The trade body attributed the fall to new barriers to trade with the EU after Brexit and the continuing effects of the COVID-19 pandemic. 

Exports to core markets including Germany (-44.5%), Italy (-43.3%) and Spain (-50.6%) had been particularly badly hit since 2019. UK exports to Ireland – the industry’s biggest overseas market – were down more than a quarter since 2019. This represented a loss of nearly £0.75bn in sales.

Whisky and salmon recover

However, global exports of whisky and salmon have started to recover, with sales of both products up 21% compared to 2020. All other major products, including beef (-18.4%), cheese (-13.2%) and pork (-5.7%) have continued to decline, with the exception of soft drinks which grew 11% from 2020. 

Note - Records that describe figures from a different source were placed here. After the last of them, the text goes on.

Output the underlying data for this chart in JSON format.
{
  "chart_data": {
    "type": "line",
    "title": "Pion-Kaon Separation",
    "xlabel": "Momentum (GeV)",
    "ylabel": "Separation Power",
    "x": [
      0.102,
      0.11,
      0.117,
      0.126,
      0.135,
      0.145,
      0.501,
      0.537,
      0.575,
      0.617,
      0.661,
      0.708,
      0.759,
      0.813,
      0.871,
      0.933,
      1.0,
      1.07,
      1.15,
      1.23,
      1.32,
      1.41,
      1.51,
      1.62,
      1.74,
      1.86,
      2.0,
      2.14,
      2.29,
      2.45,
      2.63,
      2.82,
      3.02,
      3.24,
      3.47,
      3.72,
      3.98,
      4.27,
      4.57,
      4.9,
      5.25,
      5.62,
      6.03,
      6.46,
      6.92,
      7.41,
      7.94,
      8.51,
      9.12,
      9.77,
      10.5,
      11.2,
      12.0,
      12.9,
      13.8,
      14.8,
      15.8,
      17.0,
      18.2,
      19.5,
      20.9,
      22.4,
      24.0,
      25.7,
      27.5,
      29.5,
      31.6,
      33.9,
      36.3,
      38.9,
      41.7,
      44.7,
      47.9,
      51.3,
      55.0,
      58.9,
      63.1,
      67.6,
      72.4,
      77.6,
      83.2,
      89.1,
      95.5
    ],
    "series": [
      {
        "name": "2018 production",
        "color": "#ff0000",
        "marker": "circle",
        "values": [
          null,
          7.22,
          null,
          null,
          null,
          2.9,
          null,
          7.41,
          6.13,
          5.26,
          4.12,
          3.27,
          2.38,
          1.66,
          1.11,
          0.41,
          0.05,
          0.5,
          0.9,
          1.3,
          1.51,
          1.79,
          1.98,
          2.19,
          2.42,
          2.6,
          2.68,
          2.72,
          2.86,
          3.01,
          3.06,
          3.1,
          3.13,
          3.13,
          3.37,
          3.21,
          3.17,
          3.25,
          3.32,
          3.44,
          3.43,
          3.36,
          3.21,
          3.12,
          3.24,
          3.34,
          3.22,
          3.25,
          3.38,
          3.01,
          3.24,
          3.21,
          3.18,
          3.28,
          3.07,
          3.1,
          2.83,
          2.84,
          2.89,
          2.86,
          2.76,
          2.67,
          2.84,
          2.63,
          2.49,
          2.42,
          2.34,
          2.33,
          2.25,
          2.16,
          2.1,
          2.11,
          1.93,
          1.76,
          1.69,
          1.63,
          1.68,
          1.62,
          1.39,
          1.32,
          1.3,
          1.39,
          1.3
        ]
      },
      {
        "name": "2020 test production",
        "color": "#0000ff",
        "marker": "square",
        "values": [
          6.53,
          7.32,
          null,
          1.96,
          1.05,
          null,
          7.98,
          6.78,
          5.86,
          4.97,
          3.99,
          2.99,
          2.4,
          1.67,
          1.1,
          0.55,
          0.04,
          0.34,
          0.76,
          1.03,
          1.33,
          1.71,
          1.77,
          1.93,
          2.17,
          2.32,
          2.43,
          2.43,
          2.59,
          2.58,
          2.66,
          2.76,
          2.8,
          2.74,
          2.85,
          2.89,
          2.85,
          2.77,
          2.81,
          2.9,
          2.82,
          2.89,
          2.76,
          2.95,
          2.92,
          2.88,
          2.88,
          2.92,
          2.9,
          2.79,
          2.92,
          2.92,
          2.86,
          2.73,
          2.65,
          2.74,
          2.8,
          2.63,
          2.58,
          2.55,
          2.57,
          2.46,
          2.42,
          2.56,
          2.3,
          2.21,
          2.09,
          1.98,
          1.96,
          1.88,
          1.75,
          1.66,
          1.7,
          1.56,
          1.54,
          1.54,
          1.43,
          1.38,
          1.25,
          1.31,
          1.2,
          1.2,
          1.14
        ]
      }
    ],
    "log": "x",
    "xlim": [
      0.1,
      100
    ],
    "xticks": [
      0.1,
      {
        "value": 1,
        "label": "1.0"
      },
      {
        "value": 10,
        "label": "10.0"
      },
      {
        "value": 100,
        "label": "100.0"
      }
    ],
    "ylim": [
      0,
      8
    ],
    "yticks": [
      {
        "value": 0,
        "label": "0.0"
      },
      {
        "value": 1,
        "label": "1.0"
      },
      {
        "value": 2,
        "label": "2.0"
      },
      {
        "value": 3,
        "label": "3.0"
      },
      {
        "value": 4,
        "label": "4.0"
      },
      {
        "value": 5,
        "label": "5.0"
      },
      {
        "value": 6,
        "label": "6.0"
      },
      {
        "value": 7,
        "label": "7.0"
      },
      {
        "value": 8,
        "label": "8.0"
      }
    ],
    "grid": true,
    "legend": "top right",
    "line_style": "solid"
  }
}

More positive news can be seen in non-EU markets in the past year, with exports up 11%. That was fuelled by a return to strong growth in China (+22.1%), Taiwan (+21.8%), the United Arab Emirates (+18.3%), Japan (+10.6%) and Singapore (+5.4%). 

Imports have been badly impacted since 2019, with sales from the EU down nearly 11% in the nine months to September compared to pre-COVID levels – a fall of more than £2.5bn. Imports from the Netherlands (-19%), Ireland (-20.1%) and Germany (-33.1%) were most severely hit over the past two years.

Delayed import controls

With the UK due to implement its delayed import controls on products arriving from the EU in 2022, this would further impact the cost and availability of supplies of food and drink from the EU, the FDF claimed. That would affect essential ingredients and raw materials required by UK manufacturers.